That’s why the Charter of Rights and Freedoms is a worthless piece of junk—because (at least according to the Supreme Court of Canada) it both licenses the Canadian state to restrain your basic liberties yet also exempts your (native) neighbour from those same restraints. Putting aside its other defects, no self-respecting citizen should take seriously a Charter that institutionalizes race-based discrimination as a constitutional principle. In this respect, the First Nations’ contempt for Canadian authority is most instructive. As Mohawk Grand Chief Mike Delisle explained to CTV, “We don’t consider ourselves Canadians.” Well, except for the purposes of federal welfare. And top billing at the Olympics ceremony.
Speaking of Canadian values, they sound so nice when you’re floating choreographically over the Prairies on a massive CanCon bender. But what do they boil down to on the ground? Mme Marise Myrand is a 389-lb. diabetic who lives in Ste-Marie-de-Beauce in la belle province. She asked her condo association to give her a parking space nearer the door of the building. The board responded that it wasn’t for them to take somebody else’s spot and transfer it to her, but suggested Mme Myrand ask the occupant of the other space directly. Mme Jocelyne Nolet is a short- order cook in her sixties with an injured shoulder, and declined to accommodate Mme Myrand. So the aggrieved wound up at the Quebec “Human Rights” Tribunal, which ordered the condo association to hand over the parking space to Mme Myrand by March 1 and, for good measure, fined all 35 of her co-owners a total of $10,000 to be given to the plaintiff in compensation.
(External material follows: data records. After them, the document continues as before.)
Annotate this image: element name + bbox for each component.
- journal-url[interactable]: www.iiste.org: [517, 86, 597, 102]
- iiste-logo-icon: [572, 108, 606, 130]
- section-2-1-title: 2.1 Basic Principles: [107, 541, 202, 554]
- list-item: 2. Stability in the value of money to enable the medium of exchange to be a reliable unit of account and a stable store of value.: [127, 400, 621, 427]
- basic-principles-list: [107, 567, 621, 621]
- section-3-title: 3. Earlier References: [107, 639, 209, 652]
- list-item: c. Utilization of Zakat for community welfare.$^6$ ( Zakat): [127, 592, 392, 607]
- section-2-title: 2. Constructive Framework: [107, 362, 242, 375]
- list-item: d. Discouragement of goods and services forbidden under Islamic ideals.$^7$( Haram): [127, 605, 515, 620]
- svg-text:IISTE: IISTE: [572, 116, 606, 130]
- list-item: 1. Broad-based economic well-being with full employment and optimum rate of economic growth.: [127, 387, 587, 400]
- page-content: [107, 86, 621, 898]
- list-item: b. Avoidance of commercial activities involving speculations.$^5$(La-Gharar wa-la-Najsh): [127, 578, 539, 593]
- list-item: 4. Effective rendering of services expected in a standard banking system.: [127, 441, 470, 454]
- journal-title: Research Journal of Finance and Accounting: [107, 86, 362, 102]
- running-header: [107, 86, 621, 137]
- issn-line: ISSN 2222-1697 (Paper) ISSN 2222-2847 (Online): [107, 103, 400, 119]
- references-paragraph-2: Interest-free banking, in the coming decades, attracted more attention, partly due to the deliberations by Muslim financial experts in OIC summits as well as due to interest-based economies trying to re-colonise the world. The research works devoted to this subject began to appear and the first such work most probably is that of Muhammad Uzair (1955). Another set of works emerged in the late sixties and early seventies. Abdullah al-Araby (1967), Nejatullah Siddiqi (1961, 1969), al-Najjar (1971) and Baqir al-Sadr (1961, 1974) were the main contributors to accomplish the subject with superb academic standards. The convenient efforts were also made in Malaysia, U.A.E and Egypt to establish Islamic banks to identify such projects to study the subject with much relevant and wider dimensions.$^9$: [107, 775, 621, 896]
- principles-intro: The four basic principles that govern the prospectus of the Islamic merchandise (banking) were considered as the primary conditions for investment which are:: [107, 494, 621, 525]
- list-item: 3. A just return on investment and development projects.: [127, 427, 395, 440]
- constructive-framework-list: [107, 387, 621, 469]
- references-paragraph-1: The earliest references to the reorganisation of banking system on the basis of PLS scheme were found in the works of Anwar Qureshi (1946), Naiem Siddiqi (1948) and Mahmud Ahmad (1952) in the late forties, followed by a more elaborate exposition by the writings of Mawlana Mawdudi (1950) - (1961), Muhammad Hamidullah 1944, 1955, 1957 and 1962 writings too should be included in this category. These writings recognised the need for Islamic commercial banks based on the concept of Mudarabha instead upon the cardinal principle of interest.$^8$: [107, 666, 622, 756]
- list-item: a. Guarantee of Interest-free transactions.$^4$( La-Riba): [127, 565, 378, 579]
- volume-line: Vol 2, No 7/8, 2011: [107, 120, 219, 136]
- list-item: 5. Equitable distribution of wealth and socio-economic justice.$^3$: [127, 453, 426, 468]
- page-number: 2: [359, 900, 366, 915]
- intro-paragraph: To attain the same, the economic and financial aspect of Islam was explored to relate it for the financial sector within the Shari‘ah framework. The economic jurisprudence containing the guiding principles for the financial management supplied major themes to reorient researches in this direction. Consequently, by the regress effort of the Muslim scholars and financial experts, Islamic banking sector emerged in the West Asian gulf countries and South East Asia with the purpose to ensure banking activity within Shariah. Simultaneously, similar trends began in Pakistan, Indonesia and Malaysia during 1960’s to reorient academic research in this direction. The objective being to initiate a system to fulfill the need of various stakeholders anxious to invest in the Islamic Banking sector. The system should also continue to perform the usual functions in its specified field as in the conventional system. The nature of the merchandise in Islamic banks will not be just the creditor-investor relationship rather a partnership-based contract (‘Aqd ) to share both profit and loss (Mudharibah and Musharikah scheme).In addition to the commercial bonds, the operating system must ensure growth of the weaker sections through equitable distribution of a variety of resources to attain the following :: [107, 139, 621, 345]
It was reported that, in the course of her battle with her co-owners, Mme Myrand had been subject to “degrading remarks” about using her obesity to get a better parking space. In her judgment, Michèle Pauzé fined the association $3,000 in punitive damages because these remarks “heurtaient les valeurs d’inclusion promulguées dans notre société”—i.e., they conflict with the inclusive values promulgated by our society.
Oh, right. So privately expressing sentiments at odds with the state ideology may result in seizure of assets. Unless, of course, you’re a Mohawk who wants to kick out the lousy half-breed next door.
On March 29, the trial of Guy Earle opens at the British Columbia “Human Rights” Tribunal. Mr. Earle is a stand-up comic who late one night at a Vancouver comedy club put down some drunken hecklers. Alas for him, they were of the lesbian persuasion and so they hauled his homophobic ass into “human rights” court. Any Olympic tourists still in town may marvel at a country that prosecutes a comedian for his stand-up act, but no doubt Chief Commissar Heather MacNaughton, previously the presiding kangaroo of the Maclean’s show trial, will be more sympathetic to the notion that Mr. Earle’s jokes “heurtaient les valeurs d’inclusion promulguées dans notre société.”
Odd how the “inclusive values” hymned by Commissar Pauzé require more and more muscle to enforce them. The state has no place in the bedrooms of the nation, unless you’re a Mohawk who’s getting overly inclusive in his horizontal outreach. But the state apparently has a place in comedy criticism and parking-lot conversations and on all the other ever-multiplying front lines of diversity. A genuinely free society has to be free to say rude things to the morbidly obese or the Sapphically soused, because the price of smoothing out all the rough edges is a bureaucracy with powers ever vaster and ever more whimsical. Real systemic provocations to “les valeurs d’inclusion”—whether on Mohawk reserves or in Montreal mosques—will be given a pass on cultural grounds, but the apparatchiks of ideological enforcements will pick on softer and softer targets, like Guy Earle, and destroy their lives.
Canada’s “human rights” circus is an alternative Olympics ceremony all of its own. What a cavalcade it would have made: Indians, Inuit, and the disabled? Big deal. Where was the pre-op transsexual who sued the London health club for being denied the right to flaunt her wedding tackle in the ladies’ shower? Like Joni Mitchell’s song says, she’s looked at life from both sides now. What about an opening scene where the Olympic cauldron is lit and stand-up comedians of insufficiently diverse orientation are thrown into the inferno to placate the Gods of Inclusion while Maritime step dancers perform a synchronized Quebec parking-lot dispute? Instead of the usual Cirque du So Lame, couldn’t we have a real, honest-to-goodness genuinely Canadian bizarro diversity celebration? After all, it’s more real than the official version.